Mais c’était trop beau. Dans l’édition de 2005, les « clefs de lecture » ont été supprimées, et la note de fin de chapitre, devenue note de bas de page, est un long exposé où l’on tente de nous expliquer (je résume) qu’il a pu y avoir un texte avec le seul « Yahvé » et un texte avec trois hommes ou avec trois anges et que l’auteur du texte final a tout mélangé… On ajoute toutefois : « Dans ces trois hommes auxquels Abraham s’adresse au singulier, beaucoup de pères ont vu l’annonce du mystère de la Trinité, dont la révélation est réservée au NT. » Vu ce qui précède, et ce qui suit immédiatement sur la « vieille légende de la destruction de Sodome », on suggère manifestement au lecteur de laisser aux pères la responsabilité de leurs propos…
Osty, lui, va plus loin, en maniant l’ironie dont il est coutumier dès qu’il évoque la tradition : « Un courant de tradition patristique chrétienne [pour la distinguer de la patristique bouddhiste, sans doute…] s’est plu (sic) à reconnaître dans ce texte une annonce du mystère de la Trinité. » N'en croyez rien...
Mais ce n’est pas un hasard si la TOB décroche le pompon : « Le récit est tantôt au singulier tantôt au pluriel puisqu’il se réfère parfois à Dieu seul et parfois aux trois hommes [rien de plus simple, donc] ; mais l’auteur reste discret sur la manière dont se manifeste la présence divine.

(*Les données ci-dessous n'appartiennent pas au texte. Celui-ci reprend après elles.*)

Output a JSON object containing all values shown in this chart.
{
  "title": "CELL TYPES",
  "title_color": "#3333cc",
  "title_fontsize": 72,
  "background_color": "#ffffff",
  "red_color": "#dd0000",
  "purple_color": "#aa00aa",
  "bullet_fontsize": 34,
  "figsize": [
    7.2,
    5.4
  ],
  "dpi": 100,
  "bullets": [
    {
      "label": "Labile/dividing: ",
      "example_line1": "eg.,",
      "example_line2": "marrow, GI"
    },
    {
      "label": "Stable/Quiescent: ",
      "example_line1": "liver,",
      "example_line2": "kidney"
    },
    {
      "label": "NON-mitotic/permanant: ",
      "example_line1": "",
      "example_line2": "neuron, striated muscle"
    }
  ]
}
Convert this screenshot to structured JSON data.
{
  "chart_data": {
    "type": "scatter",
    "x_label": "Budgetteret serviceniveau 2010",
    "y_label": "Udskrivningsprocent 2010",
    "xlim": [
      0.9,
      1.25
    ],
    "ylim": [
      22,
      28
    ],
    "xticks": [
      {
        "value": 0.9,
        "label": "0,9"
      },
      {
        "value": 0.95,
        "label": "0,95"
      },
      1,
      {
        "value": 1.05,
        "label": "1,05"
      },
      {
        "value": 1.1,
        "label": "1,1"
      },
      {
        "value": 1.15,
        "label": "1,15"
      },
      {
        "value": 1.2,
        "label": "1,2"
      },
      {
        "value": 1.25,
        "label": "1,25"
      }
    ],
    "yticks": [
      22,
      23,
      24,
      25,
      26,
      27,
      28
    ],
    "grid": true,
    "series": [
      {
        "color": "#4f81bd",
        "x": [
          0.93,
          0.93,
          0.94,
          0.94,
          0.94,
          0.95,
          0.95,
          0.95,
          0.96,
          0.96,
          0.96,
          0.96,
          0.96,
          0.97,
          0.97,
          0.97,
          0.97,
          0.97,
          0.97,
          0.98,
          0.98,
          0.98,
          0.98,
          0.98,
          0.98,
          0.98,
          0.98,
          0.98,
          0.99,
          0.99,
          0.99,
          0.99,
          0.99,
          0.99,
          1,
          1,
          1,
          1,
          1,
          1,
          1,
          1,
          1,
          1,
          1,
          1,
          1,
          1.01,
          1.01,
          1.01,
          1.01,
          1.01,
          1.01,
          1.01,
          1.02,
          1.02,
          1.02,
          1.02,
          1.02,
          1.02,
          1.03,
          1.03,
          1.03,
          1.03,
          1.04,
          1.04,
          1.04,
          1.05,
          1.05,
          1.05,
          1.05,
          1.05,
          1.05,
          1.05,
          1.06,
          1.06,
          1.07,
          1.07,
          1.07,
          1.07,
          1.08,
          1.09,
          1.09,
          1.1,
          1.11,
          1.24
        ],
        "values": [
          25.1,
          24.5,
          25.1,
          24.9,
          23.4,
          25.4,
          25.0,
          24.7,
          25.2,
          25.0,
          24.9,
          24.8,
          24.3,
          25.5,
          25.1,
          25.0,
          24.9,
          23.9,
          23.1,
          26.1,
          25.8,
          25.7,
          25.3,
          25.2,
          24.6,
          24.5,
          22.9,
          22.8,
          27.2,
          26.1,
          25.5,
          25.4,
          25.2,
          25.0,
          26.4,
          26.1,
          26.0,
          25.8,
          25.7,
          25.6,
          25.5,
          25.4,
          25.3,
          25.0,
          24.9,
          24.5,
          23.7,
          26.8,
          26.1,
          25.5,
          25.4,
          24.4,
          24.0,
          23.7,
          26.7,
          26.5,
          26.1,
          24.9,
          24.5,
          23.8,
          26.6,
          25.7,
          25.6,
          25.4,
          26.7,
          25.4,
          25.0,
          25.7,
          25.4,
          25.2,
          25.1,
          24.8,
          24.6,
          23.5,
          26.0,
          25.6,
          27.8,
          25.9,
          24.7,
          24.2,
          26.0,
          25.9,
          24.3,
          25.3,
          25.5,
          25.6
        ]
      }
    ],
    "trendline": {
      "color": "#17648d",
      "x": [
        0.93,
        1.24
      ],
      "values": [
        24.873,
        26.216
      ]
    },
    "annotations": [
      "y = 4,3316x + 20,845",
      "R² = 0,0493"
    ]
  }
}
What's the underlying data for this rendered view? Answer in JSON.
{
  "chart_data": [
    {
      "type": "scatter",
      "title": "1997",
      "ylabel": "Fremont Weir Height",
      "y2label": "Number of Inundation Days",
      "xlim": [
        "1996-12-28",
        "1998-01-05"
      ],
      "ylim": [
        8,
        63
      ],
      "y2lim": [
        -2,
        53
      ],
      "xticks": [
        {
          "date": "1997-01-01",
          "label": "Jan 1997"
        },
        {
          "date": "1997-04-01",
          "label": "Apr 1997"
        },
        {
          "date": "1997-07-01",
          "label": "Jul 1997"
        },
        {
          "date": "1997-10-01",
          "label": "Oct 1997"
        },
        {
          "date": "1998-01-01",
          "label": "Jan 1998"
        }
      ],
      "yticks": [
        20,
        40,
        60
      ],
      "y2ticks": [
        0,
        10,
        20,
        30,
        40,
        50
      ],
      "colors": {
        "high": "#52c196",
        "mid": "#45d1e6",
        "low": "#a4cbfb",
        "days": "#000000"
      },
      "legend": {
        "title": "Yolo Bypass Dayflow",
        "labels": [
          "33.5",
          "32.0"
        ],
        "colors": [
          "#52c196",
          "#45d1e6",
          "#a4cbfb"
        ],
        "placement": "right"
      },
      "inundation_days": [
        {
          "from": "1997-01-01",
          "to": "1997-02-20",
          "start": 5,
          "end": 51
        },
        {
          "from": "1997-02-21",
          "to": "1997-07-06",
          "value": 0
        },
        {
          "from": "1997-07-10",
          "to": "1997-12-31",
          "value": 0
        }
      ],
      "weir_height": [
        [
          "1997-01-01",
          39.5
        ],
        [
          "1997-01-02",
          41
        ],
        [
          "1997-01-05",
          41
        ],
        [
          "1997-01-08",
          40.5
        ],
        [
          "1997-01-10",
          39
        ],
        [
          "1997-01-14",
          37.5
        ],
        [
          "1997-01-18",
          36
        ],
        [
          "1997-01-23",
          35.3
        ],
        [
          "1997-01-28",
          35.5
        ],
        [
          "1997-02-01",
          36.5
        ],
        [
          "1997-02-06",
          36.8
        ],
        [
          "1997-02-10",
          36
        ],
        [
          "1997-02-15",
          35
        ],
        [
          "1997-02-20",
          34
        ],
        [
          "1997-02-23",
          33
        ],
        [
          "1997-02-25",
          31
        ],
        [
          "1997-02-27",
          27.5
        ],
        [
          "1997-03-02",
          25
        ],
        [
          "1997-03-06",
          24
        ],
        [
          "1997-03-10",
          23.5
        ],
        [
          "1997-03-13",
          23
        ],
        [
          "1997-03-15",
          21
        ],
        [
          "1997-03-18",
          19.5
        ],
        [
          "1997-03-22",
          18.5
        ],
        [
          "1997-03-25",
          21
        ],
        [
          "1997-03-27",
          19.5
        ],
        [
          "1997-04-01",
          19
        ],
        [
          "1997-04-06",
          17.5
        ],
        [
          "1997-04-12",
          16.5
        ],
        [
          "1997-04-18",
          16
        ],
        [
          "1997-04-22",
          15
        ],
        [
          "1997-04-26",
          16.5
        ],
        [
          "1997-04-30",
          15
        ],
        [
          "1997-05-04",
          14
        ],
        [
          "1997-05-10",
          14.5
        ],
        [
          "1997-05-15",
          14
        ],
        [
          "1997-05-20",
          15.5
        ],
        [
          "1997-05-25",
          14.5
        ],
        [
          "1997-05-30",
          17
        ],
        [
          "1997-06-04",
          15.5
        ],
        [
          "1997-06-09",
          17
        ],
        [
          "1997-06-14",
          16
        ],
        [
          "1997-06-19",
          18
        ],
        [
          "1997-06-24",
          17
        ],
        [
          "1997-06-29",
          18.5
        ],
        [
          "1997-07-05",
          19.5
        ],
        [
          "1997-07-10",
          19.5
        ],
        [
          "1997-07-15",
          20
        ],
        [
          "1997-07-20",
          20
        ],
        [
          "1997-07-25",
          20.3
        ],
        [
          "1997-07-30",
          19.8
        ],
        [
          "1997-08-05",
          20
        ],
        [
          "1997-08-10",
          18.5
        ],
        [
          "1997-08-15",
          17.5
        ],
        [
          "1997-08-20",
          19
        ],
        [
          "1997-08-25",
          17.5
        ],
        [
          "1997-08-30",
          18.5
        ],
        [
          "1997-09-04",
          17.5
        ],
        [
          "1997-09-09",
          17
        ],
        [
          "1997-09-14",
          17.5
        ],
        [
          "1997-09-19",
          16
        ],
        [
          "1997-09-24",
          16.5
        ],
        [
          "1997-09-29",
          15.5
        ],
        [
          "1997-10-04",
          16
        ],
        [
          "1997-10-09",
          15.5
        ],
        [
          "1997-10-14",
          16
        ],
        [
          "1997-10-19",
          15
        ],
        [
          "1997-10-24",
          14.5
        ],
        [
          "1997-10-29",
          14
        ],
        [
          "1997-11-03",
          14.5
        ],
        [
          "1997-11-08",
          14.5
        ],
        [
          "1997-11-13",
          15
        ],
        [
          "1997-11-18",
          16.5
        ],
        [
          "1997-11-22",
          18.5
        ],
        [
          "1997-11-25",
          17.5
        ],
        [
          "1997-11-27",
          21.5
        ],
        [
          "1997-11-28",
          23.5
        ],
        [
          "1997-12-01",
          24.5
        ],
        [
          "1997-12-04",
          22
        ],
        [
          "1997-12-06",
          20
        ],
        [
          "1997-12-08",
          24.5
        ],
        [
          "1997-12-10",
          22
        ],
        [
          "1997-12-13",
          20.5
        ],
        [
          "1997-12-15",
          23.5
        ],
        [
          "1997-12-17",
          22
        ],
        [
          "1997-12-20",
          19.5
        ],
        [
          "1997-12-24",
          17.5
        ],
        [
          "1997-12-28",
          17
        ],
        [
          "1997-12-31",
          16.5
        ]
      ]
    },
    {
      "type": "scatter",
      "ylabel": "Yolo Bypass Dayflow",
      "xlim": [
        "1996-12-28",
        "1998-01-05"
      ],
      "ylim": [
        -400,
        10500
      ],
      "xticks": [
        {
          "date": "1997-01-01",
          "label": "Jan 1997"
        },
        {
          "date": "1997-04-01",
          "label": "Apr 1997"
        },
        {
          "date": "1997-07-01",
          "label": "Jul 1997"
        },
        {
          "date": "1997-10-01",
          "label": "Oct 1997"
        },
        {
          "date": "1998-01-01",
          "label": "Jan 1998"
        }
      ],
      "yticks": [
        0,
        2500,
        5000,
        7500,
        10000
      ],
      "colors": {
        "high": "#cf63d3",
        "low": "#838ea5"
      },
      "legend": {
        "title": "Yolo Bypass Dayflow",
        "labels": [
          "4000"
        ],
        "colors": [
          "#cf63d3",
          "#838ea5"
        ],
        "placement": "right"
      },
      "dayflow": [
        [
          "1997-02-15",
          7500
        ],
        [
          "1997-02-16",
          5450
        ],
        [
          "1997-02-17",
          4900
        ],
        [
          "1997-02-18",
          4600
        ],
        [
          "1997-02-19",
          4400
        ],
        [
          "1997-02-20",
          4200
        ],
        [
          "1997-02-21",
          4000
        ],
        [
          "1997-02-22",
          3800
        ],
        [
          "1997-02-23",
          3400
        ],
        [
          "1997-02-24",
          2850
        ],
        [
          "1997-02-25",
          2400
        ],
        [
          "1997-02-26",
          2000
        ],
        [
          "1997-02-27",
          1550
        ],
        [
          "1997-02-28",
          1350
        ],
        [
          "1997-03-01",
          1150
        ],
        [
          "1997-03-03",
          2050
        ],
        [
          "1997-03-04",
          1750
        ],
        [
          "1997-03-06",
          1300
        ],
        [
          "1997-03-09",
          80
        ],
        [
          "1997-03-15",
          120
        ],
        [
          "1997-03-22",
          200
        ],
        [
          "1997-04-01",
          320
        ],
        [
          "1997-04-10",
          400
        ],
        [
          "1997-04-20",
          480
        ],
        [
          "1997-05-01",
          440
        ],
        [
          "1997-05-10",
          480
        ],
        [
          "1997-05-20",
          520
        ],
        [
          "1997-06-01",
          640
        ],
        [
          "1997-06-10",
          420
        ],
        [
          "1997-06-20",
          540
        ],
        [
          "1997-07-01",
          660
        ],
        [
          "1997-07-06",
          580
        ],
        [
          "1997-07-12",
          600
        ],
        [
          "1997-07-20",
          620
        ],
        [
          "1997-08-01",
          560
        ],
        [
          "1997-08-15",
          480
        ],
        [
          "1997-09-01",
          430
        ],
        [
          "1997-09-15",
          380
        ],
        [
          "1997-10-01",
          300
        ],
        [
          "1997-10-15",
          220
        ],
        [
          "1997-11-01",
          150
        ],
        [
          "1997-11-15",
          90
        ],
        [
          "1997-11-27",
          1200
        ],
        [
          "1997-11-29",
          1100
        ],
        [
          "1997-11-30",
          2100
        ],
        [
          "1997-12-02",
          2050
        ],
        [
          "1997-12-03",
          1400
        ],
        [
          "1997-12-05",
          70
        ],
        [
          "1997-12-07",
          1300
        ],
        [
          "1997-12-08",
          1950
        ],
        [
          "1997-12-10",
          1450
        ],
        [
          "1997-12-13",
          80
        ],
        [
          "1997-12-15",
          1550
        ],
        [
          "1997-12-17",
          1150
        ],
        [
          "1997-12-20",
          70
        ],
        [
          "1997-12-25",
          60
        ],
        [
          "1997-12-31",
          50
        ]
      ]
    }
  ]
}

On imagine souvent qu’il s’agit du SEIGNEUR, accompagné de deux anges. L’iconographie orthodoxe y voit fréquemment trois anges, figure de la Sainte Trinité. »
L’intérêt d’une traduction œcuménique, c’est qu’il y a eu un orthodoxe pour montrer l’icône de la Trinité d’Andrei Roublev. Alors, pour lui faire plaisir, on l’a ajouté à la note. Mais même l’orthodoxe de service ne voulait pas savoir que de nombreux pères grecs voient dans l’apparition de Mambré une figuration de la Trinité (sinon il n’y aurait pas l’icône). Et les catholiques n’en ont pas dit un mot non plus, et n’ont pas signalé la tradition patristique latine qui s’est cristallisée dans le mot de saint Ambroise plusieurs fois repris par saint Augustin : « Tres vidit et unum adoravit » : Abraham vit trois (personnes) et adora un seul.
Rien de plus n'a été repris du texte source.